Procedure and Measures
The experiment took place during a regular group meeting of an introductory business course. During this group meeting, students worked on an individual self-reflection assignment. In the assignment, students were asked to reflect on their performance in the course as well as identify concrete actions they could take to improve their performance (Web Appendix A-3). Students had 20 minutes to complete the assignment and received instructions from their human teacher, similar to those in Study 2.
Students could again make use of the virtual robot teacher Robin and were randomly assigned to one of two conditions (i.e., nonconfidential vs. confidential). Again, the robot teacher was powered by an instructed ChatGPT model (see Web Appendix B-3). We measured student usage of the robot teacher as the number of messages sent to it. In addition, social judgment concern was measured with an 8-item scale adapted from Carleton, Collimore, and Asmundson (2007; e.g., “I worried about what my tutor would be thinking of me”; 1 = Strongly disagree, 7 = Strongly agree; α = 0.96”) and interaction anxiety with a shortened version of the scale developed by Spake et al. (2003; “When (thinking about) sending messages to Robot Teacher Robin, I felt: Worry free – Worried, Very much at ease – Very uneasy, Secure – Insecure, Comfortable – Uncomfortable”; α = 0.93). 4
Results
The same manipulation check as before indicated that students perceived the confidential robot as significantly more confidential than the nonconfidential robot teacher (M confidential = 5.37, M nonconfidential = 4.18, t(1,080) = −12.35, p < .001, d = −0.73).
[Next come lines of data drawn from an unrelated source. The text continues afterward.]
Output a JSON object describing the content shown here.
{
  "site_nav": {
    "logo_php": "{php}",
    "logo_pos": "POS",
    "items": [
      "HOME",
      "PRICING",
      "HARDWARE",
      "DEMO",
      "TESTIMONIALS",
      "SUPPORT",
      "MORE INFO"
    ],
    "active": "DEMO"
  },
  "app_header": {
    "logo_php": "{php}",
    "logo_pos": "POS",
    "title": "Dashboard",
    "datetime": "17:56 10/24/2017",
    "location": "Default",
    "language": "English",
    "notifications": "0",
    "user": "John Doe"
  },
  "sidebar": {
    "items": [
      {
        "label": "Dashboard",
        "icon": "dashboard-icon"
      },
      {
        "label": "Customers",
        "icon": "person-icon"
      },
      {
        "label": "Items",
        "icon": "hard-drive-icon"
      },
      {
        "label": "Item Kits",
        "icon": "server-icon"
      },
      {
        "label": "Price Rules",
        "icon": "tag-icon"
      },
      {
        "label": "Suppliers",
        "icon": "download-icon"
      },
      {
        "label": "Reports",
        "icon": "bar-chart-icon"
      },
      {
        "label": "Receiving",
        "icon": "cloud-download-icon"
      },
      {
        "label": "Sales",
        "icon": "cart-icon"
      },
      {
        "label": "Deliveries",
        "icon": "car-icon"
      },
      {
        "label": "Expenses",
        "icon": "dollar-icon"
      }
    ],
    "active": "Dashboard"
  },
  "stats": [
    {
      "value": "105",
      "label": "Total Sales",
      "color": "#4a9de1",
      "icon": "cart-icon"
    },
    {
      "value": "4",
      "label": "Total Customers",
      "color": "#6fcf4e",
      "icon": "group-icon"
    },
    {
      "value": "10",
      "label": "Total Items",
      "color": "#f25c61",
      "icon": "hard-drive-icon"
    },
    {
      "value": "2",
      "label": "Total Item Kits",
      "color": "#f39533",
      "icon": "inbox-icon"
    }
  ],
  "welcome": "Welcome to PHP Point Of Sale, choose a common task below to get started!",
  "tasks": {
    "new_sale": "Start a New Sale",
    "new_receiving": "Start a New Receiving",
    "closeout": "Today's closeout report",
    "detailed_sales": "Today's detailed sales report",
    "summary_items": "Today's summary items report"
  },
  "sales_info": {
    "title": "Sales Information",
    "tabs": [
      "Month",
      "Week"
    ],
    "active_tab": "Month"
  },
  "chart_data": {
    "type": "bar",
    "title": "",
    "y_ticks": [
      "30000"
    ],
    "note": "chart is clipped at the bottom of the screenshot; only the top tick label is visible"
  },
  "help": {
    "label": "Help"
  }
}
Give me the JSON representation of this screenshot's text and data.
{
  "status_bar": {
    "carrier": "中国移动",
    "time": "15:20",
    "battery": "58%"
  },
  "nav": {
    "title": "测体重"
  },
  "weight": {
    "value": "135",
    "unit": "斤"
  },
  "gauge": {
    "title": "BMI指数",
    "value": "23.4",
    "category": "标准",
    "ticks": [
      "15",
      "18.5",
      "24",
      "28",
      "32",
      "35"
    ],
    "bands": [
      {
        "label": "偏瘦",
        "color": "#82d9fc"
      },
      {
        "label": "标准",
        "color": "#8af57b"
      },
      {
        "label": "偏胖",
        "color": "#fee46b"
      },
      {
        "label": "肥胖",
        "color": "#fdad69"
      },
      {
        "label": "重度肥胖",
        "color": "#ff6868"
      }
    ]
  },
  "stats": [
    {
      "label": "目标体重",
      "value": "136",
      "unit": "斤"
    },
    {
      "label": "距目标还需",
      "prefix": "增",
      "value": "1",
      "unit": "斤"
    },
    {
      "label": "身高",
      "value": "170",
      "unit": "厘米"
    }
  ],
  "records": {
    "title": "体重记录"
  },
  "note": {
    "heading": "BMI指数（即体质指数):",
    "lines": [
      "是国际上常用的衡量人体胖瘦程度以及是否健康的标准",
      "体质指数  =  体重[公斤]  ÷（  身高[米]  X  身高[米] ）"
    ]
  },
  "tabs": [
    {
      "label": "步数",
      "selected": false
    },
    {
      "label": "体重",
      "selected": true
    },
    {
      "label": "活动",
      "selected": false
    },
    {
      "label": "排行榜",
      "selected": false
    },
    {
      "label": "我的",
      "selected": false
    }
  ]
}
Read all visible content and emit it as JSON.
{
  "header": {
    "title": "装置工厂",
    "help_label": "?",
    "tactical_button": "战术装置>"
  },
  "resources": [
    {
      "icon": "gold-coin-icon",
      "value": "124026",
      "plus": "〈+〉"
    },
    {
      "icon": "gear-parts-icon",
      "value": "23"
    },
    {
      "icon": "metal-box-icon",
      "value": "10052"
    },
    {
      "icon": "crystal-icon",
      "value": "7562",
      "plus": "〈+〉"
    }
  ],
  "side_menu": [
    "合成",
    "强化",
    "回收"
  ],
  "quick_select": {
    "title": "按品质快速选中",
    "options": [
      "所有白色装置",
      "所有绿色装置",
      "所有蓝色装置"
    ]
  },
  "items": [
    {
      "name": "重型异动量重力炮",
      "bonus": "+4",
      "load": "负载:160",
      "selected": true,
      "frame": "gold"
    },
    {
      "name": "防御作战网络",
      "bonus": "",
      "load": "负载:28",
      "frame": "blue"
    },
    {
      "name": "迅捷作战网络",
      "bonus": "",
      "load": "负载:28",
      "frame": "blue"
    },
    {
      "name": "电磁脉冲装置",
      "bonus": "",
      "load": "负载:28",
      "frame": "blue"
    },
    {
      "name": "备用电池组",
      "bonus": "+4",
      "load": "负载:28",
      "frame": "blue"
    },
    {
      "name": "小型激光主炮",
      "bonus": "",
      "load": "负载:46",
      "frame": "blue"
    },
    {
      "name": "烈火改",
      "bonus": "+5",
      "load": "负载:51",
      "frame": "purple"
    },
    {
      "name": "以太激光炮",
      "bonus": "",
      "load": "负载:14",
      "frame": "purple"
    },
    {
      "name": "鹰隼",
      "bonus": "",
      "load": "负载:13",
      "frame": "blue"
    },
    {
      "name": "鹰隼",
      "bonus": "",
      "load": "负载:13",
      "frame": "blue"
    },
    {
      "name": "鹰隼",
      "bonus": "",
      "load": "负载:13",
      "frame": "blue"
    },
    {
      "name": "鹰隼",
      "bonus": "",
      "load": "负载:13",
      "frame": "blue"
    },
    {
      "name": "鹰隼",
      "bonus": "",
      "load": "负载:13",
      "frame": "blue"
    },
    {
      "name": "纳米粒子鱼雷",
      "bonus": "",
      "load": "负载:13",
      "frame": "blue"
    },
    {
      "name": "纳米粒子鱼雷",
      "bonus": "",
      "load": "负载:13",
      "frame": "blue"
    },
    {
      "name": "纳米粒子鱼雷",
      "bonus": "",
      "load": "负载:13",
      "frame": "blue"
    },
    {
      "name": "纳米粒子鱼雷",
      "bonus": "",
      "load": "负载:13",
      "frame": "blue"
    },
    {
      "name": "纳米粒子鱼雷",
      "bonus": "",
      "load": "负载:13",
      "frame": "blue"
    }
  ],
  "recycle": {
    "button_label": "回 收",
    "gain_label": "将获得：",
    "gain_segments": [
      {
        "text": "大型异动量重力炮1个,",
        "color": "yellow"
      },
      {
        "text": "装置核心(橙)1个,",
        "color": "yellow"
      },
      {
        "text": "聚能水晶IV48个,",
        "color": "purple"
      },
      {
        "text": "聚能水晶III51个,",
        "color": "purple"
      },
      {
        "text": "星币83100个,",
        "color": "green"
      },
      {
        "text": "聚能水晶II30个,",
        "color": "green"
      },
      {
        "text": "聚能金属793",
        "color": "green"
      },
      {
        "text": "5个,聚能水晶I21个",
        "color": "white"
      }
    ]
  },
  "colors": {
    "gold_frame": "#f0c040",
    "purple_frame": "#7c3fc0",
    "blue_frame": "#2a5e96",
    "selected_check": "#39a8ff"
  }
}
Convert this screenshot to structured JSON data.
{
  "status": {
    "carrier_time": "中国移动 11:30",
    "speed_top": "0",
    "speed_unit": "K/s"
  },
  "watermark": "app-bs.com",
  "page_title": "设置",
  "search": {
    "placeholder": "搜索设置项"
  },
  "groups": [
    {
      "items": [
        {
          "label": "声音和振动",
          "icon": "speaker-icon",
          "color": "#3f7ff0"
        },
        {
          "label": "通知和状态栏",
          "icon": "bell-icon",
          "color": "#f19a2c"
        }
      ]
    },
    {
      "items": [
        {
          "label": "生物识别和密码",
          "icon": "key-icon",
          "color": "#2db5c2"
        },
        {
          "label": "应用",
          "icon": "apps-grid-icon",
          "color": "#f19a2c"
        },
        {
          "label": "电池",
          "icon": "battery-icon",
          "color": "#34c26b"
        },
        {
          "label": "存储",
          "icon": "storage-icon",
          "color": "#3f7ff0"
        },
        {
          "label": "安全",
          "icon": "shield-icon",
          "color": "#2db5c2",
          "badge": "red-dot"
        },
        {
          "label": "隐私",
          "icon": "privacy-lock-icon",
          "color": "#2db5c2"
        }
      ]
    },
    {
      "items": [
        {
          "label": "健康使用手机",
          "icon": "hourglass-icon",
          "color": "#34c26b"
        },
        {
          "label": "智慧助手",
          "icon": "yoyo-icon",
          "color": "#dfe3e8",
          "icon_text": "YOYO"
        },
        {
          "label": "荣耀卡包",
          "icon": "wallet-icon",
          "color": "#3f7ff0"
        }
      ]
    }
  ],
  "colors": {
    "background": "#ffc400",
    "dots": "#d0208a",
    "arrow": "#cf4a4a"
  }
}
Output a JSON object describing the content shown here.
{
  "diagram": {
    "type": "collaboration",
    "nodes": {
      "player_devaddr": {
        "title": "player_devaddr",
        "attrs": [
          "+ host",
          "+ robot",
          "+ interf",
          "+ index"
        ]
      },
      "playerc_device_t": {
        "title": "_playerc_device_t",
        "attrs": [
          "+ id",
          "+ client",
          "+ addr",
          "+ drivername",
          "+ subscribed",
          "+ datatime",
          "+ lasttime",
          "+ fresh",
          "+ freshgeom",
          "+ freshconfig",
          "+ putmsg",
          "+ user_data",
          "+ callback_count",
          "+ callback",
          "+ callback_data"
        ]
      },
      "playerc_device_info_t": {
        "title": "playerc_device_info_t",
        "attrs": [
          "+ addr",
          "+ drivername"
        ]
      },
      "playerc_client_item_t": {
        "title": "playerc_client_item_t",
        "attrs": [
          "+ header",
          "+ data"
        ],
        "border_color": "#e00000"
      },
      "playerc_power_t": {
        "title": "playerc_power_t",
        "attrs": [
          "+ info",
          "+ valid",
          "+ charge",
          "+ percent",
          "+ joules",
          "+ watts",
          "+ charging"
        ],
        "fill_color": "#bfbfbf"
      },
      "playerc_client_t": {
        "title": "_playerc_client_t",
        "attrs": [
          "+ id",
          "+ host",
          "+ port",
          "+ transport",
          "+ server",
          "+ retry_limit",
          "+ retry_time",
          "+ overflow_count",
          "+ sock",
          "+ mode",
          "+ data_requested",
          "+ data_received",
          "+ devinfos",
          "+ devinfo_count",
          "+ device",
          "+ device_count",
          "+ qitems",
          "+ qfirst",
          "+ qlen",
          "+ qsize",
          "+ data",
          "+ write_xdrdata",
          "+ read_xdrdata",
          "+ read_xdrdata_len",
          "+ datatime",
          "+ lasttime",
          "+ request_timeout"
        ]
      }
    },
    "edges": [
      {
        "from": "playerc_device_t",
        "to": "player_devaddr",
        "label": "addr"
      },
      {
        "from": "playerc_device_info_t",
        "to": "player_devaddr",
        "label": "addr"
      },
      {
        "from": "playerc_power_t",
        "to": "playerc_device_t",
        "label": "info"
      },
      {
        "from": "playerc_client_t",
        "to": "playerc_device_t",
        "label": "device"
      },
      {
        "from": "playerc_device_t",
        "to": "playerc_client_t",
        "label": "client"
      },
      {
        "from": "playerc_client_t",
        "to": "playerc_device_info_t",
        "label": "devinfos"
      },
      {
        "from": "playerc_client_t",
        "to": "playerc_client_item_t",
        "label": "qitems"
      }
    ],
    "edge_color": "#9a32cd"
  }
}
To assess the direct effect of robot teacher confidentiality on student usage, we again used a generalized linear model with a Poisson distribution. Confirming our theorizing and replicating our earlier findings, the results of the analysis show that students interacted more with the confidential (vs. nonconfidential) robot teacher (b = 0.45, SE = 0.09, p < .001). More specifically, in the confidential condition, participants sent on average M = 0.56 messages, whereas they sent on average M = 0.36 messages in the nonconfidential condition.
To test the hypothesized serial mediation, we used MPlus (Muthén and Muthén 2017). The results show a significant direct effect of confidentiality (b = 0.36, SE = 0.09, p < .001) and, importantly, a significant indirect effect through social judgment concerns and interaction anxiety (b = 0.03, SE = 0.01, p < .001). As such, confidentiality reduced social judgment concerns, which in turn reduced interaction anxiety, leading to higher usage of the robot teacher. Thus, Study 3 supports H2.
Discussion
The insights gained in Study 3 are two-fold. First, the study replicates the findings of the previous studies in a field context, demonstrating their external validity. In fact, this time we show that our findings replicate even if major outcomes related to student success were at stake and when students operated in a naturalistic environment. Second, the study empirically validates the proposed serial mediation. More specifically, Study 3 shows that a confidential (vs. nonconfidential) robot teacher reduced social judgment concerns, which subsequently decreased interaction anxiety which, in turn, led to more student usage of the robot teacher.
Study 4
Focusing on the first proposed boundary condition, the purpose of Study 4 was to investigate whether students with a high (vs. low) prevention focus react more strongly to a confidential robot teacher. We conducted a field experiment in a lecture of an Entrepreneurship course at a European university. After excluding students who failed the attention check, whose response time deviated more than three standard deviations from the mean (Berger and Kiefer 2021), or who had an excessively high impact on the estimated coefficients (as indicated by their DFBETAs; Aguinis, Gottfredson, and Joo 2013; Coxe, West, and Aiken 2009), our final sample included 247 participants (M age = 20.54; 45% female). As an additional incentive, the students with the five best solutions received a university-branded T-Shirt. We utilized a two-cell (robot teacher confidentiality: confidential vs. nonconfidential) between-subjects design.
Procedure and Measures
During their Entrepreneurship course, students worked on a final course assignment which required them to create a start-up idea. This project accounted for 35% of their overall grade. We scheduled the experiment during a lecture, asking students to identify the biggest potential threat to their start-up’s long-term success and coming up with a potential solution for this threat. They were given 20 minutes to complete the assignment and received instructions from their human teacher like those in Studies 2 and 3. Students again had the option to make use of a virtual robot teacher named Robin. This robot teacher was powered by OpenAI’s ChatGPT model (Web Appendix B-4) and was accessible directly in the online environment through which they submitted their assignment. Students were randomly assigned to one of two conditions (i.e., confidential vs. nonconfidential).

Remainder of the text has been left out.